Canadian Medical Association

In summer 2023, Canada lost 18.4 million hectares of forest to wildfires — an area more than twice the size of Lake Superior — making it the worst season on record.

More than 6,500 wildfires blazed from British Columbia to Nova Scotia, forcing tens of thousands of people to evacuate and causing dangerous air pollution.

From June 1 to 25, 2023, more land burned in Quebec than in the previous 20 years combined. Smoke drifted, affecting people in southern Canada as well as the northeastern United States, blanketing New York City for days and causing hazy skies as far as Florida.
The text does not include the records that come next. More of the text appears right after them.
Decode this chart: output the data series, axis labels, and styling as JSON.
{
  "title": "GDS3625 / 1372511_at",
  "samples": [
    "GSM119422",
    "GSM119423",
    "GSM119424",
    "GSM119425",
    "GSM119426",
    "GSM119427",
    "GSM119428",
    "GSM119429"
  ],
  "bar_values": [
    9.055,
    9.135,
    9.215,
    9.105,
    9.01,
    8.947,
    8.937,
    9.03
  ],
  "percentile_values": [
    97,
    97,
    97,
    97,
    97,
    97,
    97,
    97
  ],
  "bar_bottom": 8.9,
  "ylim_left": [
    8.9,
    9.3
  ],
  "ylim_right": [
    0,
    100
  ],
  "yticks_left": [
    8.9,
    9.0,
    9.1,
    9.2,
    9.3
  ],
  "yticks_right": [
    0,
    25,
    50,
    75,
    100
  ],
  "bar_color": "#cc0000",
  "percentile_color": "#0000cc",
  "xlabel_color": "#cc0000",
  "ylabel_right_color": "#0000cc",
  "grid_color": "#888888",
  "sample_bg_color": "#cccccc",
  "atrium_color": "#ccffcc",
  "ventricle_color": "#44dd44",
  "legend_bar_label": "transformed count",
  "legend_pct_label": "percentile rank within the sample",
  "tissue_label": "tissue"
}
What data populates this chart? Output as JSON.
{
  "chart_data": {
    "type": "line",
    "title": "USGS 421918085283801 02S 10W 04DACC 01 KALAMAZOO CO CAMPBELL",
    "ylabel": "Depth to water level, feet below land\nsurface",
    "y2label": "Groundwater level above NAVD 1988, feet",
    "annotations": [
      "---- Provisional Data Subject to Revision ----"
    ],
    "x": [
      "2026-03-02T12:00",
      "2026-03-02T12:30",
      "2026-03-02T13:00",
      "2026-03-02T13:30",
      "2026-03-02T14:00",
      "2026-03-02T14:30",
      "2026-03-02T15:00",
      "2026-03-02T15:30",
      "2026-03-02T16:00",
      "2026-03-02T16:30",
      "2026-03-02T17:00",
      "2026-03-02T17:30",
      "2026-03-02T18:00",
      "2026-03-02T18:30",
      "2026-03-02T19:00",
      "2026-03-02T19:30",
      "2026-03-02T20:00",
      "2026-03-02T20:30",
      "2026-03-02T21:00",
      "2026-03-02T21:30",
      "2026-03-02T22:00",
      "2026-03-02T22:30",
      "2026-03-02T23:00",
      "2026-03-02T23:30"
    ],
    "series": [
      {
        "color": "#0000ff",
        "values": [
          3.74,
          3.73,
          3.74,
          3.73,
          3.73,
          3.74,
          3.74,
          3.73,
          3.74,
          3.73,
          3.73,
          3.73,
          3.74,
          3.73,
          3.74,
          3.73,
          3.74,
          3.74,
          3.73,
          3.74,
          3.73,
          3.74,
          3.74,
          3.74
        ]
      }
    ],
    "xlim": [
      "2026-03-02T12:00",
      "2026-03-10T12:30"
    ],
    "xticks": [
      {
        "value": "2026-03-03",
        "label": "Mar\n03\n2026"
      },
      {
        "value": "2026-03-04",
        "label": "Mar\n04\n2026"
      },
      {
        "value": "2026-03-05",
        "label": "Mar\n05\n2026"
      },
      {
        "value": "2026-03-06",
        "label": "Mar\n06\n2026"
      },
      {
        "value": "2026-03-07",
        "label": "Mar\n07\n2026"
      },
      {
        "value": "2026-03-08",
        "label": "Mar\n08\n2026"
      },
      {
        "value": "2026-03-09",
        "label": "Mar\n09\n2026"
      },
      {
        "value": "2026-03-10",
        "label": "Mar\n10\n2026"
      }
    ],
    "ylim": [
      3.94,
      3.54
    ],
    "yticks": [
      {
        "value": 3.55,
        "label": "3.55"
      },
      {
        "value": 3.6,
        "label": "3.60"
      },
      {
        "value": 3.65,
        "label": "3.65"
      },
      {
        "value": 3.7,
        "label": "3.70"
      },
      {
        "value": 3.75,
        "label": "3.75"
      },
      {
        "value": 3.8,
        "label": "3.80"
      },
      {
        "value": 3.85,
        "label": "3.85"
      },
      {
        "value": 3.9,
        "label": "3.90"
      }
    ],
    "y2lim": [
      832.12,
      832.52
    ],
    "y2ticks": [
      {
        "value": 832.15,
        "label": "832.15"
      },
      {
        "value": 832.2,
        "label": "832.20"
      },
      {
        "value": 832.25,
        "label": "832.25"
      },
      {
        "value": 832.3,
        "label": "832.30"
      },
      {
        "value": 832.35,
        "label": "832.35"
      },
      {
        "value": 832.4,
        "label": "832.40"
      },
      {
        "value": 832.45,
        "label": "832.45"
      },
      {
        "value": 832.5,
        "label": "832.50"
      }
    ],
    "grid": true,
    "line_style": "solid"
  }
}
In August, all 20,000 residents of Yellowknife fled their homes, with fires threatening to consume the city.

Smoke poses immediate health risks, affecting cardiovascular, respiratory and metabolic functioning. And the long-term effects from exposure are not yet fully understood.

Wildfires can affect hospital ventilation, increase admissions due to smoke-related health issues and threaten hospital infrastructure. The supply chain for essential resources can also be disrupted.

Canada is home to about 10% of the world’s forests. One third of this land has burned in the past 40 years. 

In 2023, more than 1.7 billion tons of planet-heating gases were released by Canada’s wildfires, amounting to three times Canada’s total annual greenhouse gas emissions.

Wildfires, flooding and other extreme weather events are worsened by climate change.

Did you know?

Canada’s health care system is responsible for 4.6% of total greenhouse gas (GHG) emissions —more than both more than aviation and shipping. This makes Canada one of the worst health care polluters per capita in the world.

“Climate change is inextricably linked to health. That’s why the World Health Organization identified climate change as this century’s single biggest health threat. Slow action is akin to no action.”

— Dr. Kathleen Ross, CMA president

Advocacy for a healthier planet

The Canadian Medical Association’s ongoing work to address the health impacts of climate change involves creating a net-zero emissions health system by 2050.

As part of achieving this goal, the CMA is calling for the establishment of a climate and health secretariat in the federal government. Working with provincial, territorial and Indigenous governments and partners, the secretariat would develop a pan-Canadian approach to address the health impacts of climate change and create climate-resilient and low-carbon sustainable health systems.

The CMA has also set an ambitious target to reach net-zero greenhouse gas emissions in its investment portfolio by 2050.

Because climate change goes beyond any one organization, province or country, the CMA advocates at an international level as well. This year’s Climate Change Conference (COP 28) will include the first day dedicated to health on Dec. 3, bringing together governments and policy makers from around the world.

A health-centred approach to climate action can deliver a healthier planet and a thriving future for all.